Abstract

Abstract Funding Acknowledgements Type of funding sources: None. Background Catheter ablation (CA) is a well-established treatment strategy for the management of drug-refractory ventricular tachycardia (VT) in patients with structural heart disease. Stereotactic body radiotherapy (SBRT) was proposed recently as a treatment option for cases of failed CA. Purpose This study reports overall experience with the SBRT from two Czech centers. Methods Since 2014, we enrolled consecutive patients who underwent at least one prior CA for recurrent scar-related VT and had subsequent VT recurrences due to inaccessible substrate. Single-session SBRT for VT was performed without the use of general anesthesia or sedation. A dose of 25 Gy was delivered. Results The study investigated 33 patients (3 women) with a mean age of 66 ± 9 years. Underlying heart disease was ischemic (58%) and nonischemic (39%) cardiomyopathy; one patient had large cardiac fibroma. The mean left ventricular ejection fraction was 31 ± 8%. Seventy-six percent of patients were on amiodarone. Before SBRT, they underwent a median of 2 (IQR: 1-3; range: 1-5) CA that included epicardial access in 42% of patients.

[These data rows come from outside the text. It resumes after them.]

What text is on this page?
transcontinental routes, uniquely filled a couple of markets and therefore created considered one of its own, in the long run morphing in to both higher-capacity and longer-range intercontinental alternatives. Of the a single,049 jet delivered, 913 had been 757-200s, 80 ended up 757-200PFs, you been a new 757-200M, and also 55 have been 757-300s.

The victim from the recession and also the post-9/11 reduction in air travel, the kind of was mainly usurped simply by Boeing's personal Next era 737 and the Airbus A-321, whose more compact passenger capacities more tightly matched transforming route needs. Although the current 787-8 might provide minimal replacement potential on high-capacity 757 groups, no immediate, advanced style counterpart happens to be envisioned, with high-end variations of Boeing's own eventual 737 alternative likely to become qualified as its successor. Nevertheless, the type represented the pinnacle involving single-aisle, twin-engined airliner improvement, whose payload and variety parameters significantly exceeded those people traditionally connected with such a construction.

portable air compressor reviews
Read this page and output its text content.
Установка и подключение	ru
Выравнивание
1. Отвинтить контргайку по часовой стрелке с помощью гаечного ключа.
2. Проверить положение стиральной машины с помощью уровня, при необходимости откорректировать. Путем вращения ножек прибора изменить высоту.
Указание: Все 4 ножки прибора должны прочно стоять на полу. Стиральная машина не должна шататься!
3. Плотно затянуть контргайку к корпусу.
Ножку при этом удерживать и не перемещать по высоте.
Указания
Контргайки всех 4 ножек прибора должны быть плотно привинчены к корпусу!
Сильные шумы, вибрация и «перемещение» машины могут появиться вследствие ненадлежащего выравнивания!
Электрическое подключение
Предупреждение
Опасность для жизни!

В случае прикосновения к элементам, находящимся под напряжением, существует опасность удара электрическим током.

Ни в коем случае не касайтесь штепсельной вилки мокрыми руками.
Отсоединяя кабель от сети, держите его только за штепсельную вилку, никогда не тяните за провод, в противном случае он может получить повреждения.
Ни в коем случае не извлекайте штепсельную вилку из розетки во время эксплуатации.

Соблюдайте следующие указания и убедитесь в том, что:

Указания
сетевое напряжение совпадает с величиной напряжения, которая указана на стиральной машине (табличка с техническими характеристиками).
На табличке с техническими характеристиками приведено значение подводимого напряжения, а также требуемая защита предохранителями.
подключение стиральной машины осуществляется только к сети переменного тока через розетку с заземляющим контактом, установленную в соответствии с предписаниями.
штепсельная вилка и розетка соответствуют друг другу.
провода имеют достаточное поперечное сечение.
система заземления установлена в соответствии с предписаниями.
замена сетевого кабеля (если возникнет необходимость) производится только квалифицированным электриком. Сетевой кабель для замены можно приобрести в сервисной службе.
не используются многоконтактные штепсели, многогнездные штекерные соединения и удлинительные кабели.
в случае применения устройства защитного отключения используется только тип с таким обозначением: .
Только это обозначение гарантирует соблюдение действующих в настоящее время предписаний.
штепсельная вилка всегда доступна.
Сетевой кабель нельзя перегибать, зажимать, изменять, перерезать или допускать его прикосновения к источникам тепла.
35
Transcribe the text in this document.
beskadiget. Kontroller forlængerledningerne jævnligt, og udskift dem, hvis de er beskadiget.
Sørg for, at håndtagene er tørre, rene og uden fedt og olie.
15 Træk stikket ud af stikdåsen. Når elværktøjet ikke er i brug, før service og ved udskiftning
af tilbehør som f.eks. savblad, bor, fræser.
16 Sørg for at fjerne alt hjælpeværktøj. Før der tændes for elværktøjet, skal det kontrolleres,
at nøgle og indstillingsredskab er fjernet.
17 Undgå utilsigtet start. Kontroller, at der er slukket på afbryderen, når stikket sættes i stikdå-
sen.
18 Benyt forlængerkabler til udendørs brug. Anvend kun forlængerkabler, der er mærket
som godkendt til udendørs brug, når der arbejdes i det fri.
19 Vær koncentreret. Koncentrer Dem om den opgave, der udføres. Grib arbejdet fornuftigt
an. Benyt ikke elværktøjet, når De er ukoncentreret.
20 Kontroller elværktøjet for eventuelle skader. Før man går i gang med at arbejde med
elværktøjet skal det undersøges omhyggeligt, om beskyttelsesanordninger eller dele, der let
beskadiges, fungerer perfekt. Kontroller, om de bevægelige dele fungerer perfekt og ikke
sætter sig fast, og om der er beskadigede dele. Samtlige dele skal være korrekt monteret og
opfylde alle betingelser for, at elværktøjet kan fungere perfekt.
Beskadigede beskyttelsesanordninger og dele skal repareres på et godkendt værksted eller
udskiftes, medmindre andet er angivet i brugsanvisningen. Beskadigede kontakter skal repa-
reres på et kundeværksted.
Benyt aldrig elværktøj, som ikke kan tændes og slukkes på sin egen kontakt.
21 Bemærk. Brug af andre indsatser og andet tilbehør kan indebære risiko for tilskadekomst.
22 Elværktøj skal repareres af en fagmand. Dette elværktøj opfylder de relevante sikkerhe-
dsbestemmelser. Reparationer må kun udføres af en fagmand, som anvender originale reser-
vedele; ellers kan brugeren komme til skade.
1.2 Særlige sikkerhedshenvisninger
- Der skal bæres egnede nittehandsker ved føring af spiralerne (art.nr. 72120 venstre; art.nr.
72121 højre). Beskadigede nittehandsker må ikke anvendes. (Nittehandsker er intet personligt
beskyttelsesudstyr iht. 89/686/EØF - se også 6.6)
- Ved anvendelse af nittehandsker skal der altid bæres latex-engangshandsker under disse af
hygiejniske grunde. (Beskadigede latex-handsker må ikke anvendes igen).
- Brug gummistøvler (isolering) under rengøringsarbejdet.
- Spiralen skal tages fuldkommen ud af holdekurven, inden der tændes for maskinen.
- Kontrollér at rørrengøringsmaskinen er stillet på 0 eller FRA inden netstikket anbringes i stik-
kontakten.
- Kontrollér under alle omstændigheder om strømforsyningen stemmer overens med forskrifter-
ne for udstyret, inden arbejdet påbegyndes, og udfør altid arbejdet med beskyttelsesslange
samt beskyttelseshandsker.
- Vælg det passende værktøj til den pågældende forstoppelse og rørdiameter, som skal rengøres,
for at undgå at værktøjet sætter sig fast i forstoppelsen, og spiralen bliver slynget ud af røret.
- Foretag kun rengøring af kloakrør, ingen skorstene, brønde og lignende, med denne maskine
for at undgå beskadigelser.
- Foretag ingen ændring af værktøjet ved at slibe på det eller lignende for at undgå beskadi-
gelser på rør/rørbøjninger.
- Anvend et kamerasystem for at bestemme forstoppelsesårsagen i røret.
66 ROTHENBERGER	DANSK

Following SBRT with a planned target volume of 42.6 ± 22.8 ml, the immediate effect was not observed in any patient, VT burden gradually decreased over weeks or months. Seventeen (52%) patients died (2 of them suddenly) during the mean follow up of 29 ± 23 months mainly due to the progression of heart failure (Figure 1). One patient died due to bleeding associated with esophagopericardial fistula that developed 9 months after SBRT. Overall, the number of DC shocks after a single procedure decreased significantly from 0.9 ± 1.9 per month in the period of 6 months before SBRT to 0.1 ± 0.3 per month in the period of 6-12 months after SBRT (P=0.008, Figure 2). However, 14 patients (42%) had to undergo additional CA due to VT recurrences at a mean interval of 13 ± 14 months after SBRT. Three patients underwent repeated SBRT (after 3, 29, and 38 months), which was successful in 2 of them. Conclusions SBRT in patients with refractory VT is feasible but the long-term mortality after the procedure is high and reflects mainly the severity of the underlying disease. The treatment effect of SBRT is delayed and additional CA is often necessary for VT suppression. At present, SBRT should be offered as only a bailout procedure for otherwise intractable VT.